Dass Wolf haarscharf an den Sachverhalten vorbei rede, zeige auch die Forderung, in den vorgesehenen Landeskompetenzzentren Polizeiposten einzurichten. „Diese sind nur tagsüber besetzt. Deshalb ist es viel wirksamer, die Polizeireviere in den Einzugsgebieten der Landeserstaufnahmestellen mit Personal aufzustocken, damit Handlungsfähigkeit rund um die Uhr sichergestellt werden kann“, sagte Schmiedel. Er verwies auf das für Meßstetten zuständige Revier in Albstadt, das inzwischen sechs Beamte mehr hat.

 

Auch bei der Mindestwohnfläche für Flüchtlinge rege Wolf etwas an, was längst möglich ist.

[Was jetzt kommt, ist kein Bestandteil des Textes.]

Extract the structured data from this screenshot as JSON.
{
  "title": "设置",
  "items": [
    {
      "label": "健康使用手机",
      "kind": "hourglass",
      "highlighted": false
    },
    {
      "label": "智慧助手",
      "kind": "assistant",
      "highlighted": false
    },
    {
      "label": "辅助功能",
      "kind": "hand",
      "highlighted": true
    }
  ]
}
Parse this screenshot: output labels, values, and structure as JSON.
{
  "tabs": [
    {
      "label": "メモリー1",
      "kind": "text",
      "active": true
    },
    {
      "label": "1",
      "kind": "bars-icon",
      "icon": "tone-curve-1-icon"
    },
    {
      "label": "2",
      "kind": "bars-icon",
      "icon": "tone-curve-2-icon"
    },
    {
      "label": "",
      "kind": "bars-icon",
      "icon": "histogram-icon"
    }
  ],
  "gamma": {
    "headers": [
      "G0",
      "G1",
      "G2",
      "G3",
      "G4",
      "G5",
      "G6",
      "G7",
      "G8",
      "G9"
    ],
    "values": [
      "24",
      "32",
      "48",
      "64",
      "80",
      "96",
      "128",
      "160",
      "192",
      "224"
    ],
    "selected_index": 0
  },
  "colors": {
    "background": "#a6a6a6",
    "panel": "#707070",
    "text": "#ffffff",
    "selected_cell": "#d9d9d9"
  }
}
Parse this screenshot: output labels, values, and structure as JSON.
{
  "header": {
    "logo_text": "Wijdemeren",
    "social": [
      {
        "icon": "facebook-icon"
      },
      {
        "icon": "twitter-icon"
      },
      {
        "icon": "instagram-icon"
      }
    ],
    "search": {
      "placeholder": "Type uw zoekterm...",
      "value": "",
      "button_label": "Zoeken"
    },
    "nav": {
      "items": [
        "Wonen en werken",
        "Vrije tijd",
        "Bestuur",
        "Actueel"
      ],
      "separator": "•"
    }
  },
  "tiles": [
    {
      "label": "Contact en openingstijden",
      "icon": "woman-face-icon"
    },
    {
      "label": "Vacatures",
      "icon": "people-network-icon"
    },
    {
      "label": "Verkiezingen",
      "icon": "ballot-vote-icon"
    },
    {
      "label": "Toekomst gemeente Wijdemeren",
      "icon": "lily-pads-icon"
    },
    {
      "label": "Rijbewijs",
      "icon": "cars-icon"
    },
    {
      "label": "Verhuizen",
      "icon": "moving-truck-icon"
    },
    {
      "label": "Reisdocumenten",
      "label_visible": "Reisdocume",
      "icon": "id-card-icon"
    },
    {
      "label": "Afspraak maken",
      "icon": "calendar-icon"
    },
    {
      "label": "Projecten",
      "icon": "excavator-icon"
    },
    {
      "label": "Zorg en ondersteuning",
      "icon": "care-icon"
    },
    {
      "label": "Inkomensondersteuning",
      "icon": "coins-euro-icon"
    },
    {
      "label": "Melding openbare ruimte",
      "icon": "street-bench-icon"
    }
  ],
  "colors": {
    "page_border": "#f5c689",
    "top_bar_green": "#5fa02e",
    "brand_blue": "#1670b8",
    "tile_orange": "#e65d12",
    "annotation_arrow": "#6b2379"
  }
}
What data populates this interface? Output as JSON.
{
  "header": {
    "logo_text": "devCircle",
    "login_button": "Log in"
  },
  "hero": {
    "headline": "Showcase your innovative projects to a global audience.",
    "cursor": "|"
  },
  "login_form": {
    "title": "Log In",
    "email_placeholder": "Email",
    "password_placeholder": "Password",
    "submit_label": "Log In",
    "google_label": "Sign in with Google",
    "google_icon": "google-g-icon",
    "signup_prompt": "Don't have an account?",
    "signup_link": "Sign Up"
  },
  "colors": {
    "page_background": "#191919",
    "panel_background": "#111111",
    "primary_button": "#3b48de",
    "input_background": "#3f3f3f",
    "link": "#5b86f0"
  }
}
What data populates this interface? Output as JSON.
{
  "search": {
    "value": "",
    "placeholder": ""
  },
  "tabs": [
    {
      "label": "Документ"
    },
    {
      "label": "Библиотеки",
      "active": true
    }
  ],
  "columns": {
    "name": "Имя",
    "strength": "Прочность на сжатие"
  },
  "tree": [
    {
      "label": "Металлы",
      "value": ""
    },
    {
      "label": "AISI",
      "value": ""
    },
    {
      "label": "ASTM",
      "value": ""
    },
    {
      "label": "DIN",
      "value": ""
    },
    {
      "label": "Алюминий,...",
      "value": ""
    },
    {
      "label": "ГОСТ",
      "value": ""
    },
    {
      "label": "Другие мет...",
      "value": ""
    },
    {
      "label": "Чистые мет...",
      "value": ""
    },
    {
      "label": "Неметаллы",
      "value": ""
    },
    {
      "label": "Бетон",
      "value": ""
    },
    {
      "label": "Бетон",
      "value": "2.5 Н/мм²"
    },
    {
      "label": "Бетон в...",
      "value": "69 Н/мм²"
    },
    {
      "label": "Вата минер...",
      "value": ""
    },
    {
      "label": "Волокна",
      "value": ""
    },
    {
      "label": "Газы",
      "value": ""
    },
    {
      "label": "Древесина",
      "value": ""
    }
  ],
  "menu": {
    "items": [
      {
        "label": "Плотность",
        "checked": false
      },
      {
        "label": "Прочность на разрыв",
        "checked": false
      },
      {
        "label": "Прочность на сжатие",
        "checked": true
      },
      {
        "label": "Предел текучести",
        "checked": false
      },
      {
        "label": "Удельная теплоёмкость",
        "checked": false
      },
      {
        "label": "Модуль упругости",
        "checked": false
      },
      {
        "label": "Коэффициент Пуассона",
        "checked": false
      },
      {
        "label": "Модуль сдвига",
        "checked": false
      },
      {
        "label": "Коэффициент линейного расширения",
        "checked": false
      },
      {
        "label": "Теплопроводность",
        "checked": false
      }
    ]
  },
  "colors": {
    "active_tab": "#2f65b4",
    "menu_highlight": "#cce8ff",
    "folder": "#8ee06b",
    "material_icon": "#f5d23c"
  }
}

Schon heute könnten Kommunen angesichts der zugespitzten Zugangssituation nach geltendem Recht von der geplanten Erhöhung der Mindestwohnfäche befreit werden.

 

Hinsichtlich der von Wolf geforderten Lockerung von Auflagen für Kommunen etwa bei Dachbegrünungen oder barrierefreien Zugängen verwies Schmiedel auf die gängige Praxis. So seien die unteren Baurechtsbehörden bereits heute ausdrücklich angehalten, für Gemeinschaftsunterkünfte für Flüchtlinge Ausnahmen von der geltenden Landesbauordnung zu erteilen, weil diese lediglich dem vorübergehenden Wohnen dienten.